Some reasonable approach to sex education in our schools is warranted, but it must be developed with the consent of the communities served by our schools, be grounded in longitudinal studies based on rigorous data collection, and be respectful of the full range of cultural and religious values in our diverse country.  

The earlier onset of puberty among our children and our inability to enforce a shred of moral decency in our mass culture and entertainment both make the jobs of teachers and school administrators much more difficult, but erasing any reasonable boundaries between the adult and child worlds in order to shove children into the maelstrom of adult sexual desires is clearly the wrong approach.  

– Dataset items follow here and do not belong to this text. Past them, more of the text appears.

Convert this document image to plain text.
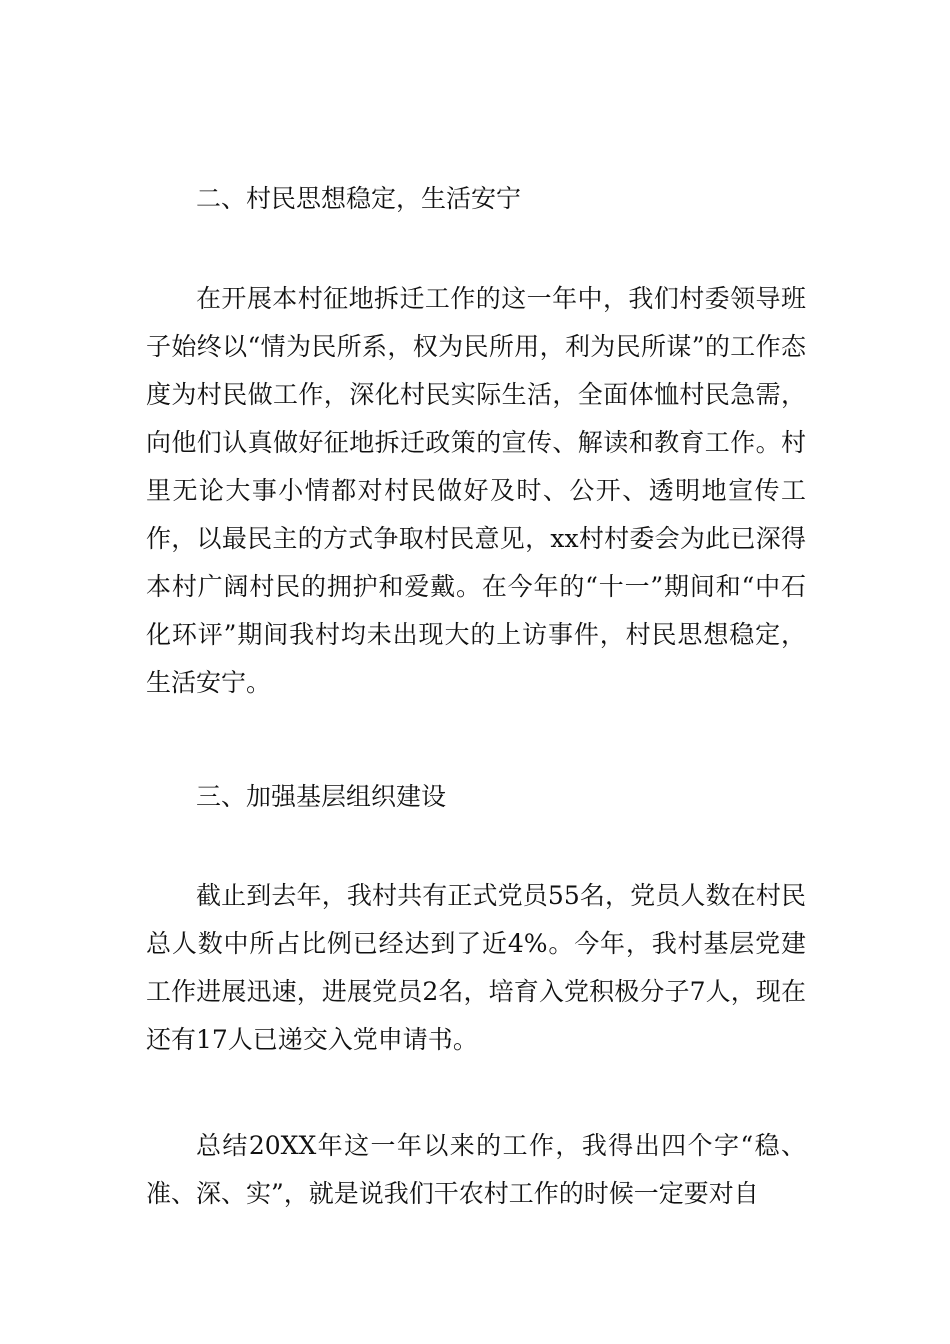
二、村民思想稳定，生活安宁

在开展本村征地拆迁工作的这一年中，我们村委领导班子始终以“情为民所系，权为民所用，利为民所谋”的工作态度为村民做工作，深化村民实际生活，全面体恤村民急需，向他们认真做好征地拆迁政策的宣传、解读和教育工作。村里无论大事小情都对村民做好及时、公开、透明地宣传工作，以最民主的方式争取村民意见，xx村村委会为此已深得本村广阔村民的拥护和爱戴。在今年的“十一”期间和“中石化环评”期间我村均未出现大的上访事件，村民思想稳定，生活安宁。

三、加强基层组织建设

截止到去年，我村共有正式党员55名，党员人数在村民总人数中所占比例已经达到了近4%。今年，我村基层党建工作进展迅速，进展党员2名，培育入党积极分子7人，现在还有17人已递交入党申请书。

总结20XX年这一年以来的工作，我得出四个字“稳、准、深、实”，就是说我们干农村工作的时候一定要对自
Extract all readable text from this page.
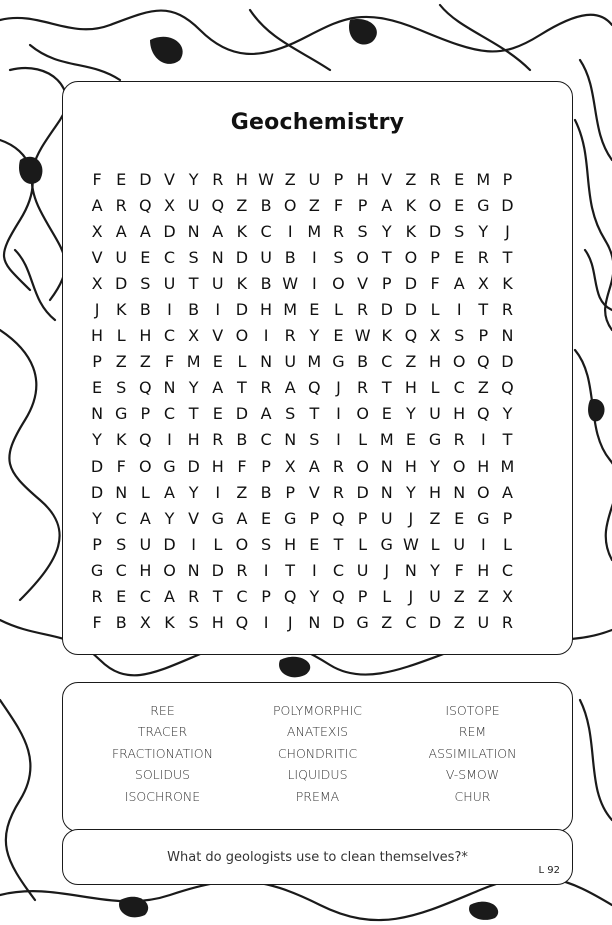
Geochemistry
F E D V Y R H W Z U P H V Z R E M P
A R Q X U Q Z B O Z F P A K O E G D
X A A D N A K C	I M R S Y K D S Y	J
V U E C S N D U B	I	S O T O P E R T
X D S U T U K B W I O V P D F A X K
J	K B	I	B	I D H M E L R D D L	I	T R
H L H C X V O I	R Y E W K Q X S P N
P Z Z F M E L N U M G B C Z H O Q D
E S Q N Y A T R A Q J	R T H L C Z Q
N G P C T E D A S T	I O E Y U H Q Y
Y K Q I H R B C N S	I	L M E G R	I	T
D F O G D H F P X A R O N H Y O H M
D N L A Y	I	Z B P V R D N Y H N O A
Y C A Y V G A E G P Q P U J	Z E G P
P S U D I	L O S H E T L G W L U I	L
G C H O N D R	I	T	I	C U J N Y F H C
R E C A R T C P Q Y Q P L	J U Z Z X
F B X K S H Q I	J N D G Z C D Z U R
REE	POLYMORPHIC	ISOTOPE
TRACER	ANATEXIS	REM
FRACTIONATION	CHONDRITIC	ASSIMILATION
SOLIDUS	LIQUIDUS	V-SMOW
ISOCHRONE	PREMA	CHUR
What do geologists use to clean themselves?*
L 92
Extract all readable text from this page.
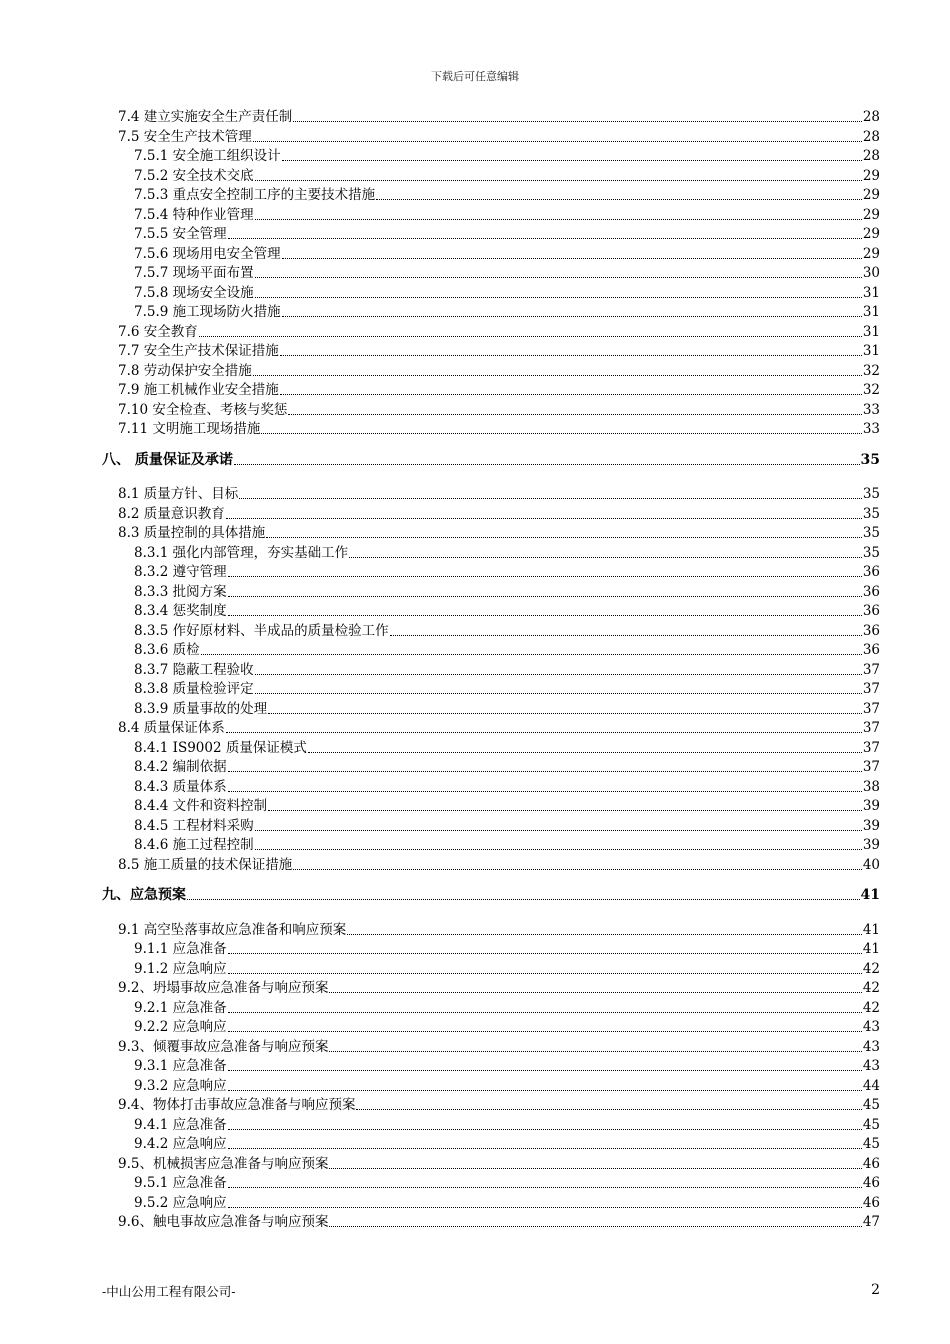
下载后可任意编辑
7.4 建立实施安全生产责任制	28
7.5 安全生产技术管理	28
7.5.1 安全施工组织设计	28
7.5.2 安全技术交底	29
7.5.3 重点安全控制工序的主要技术措施	29
7.5.4 特种作业管理	29
7.5.5 安全管理	29
7.5.6 现场用电安全管理	29
7.5.7 现场平面布置	30
7.5.8 现场安全设施	31
7.5.9 施工现场防火措施	31
7.6 安全教育	31
7.7 安全生产技术保证措施	31
7.8 劳动保护安全措施	32
7.9 施工机械作业安全措施	32
7.10 安全检查、考核与奖惩	33
7.11 文明施工现场措施	33
八、 质量保证及承诺	35
8.1 质量方针、目标	35
8.2 质量意识教育	35
8.3 质量控制的具体措施	35
8.3.1 强化内部管理，夯实基础工作	35
8.3.2 遵守管理	36
8.3.3 批阅方案	36
8.3.4 惩奖制度	36
8.3.5 作好原材料、半成品的质量检验工作	36
8.3.6 质检	36
8.3.7 隐蔽工程验收	37
8.3.8 质量检验评定	37
8.3.9 质量事故的处理	37
8.4 质量保证体系	37
8.4.1 IS9002 质量保证模式	37
8.4.2 编制依据	37
8.4.3 质量体系	38
8.4.4 文件和资料控制	39
8.4.5 工程材料采购	39
8.4.6 施工过程控制	39
8.5 施工质量的技术保证措施	40
九、应急预案	41
9.1 高空坠落事故应急准备和响应预案	41
9.1.1 应急准备	41
9.1.2 应急响应	42
9.2、坍塌事故应急准备与响应预案	42
9.2.1 应急准备	42
9.2.2 应急响应	43
9.3、倾覆事故应急准备与响应预案	43
9.3.1 应急准备	43
9.3.2 应急响应	44
9.4、物体打击事故应急准备与响应预案	45
9.4.1 应急准备	45
9.4.2 应急响应	45
9.5、机械损害应急准备与响应预案	46
9.5.1 应急准备	46
9.5.2 应急响应	46
9.6、触电事故应急准备与响应预案	47
-中山公用工程有限公司-	2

Parents have a right to be concerned about the motivations and behaviors of those educators who cannot stop themselves from both oversharing their own intimate experiences and delving into the erotic thoughts of their students.  Madness currently abounds in much of of what passes for public schooling today, so we should perhaps not be surprised by this latest manifestation.  Although I suspect the pendulum is already swinging back from the worst excesses of this aspect of Progressive political and social dogma, the damage that has been done—and continues to be done—is already incalculable.  

To heal our victimized children will be an enormous and likely impossible task, but stopping tenured perverts from continuing this horror is the most important first step every parent, grandparent, aunt, uncle, niece, nephew, cousin, sister, and brother who has a voice or a vote in America can take to halt the harm being inflicted.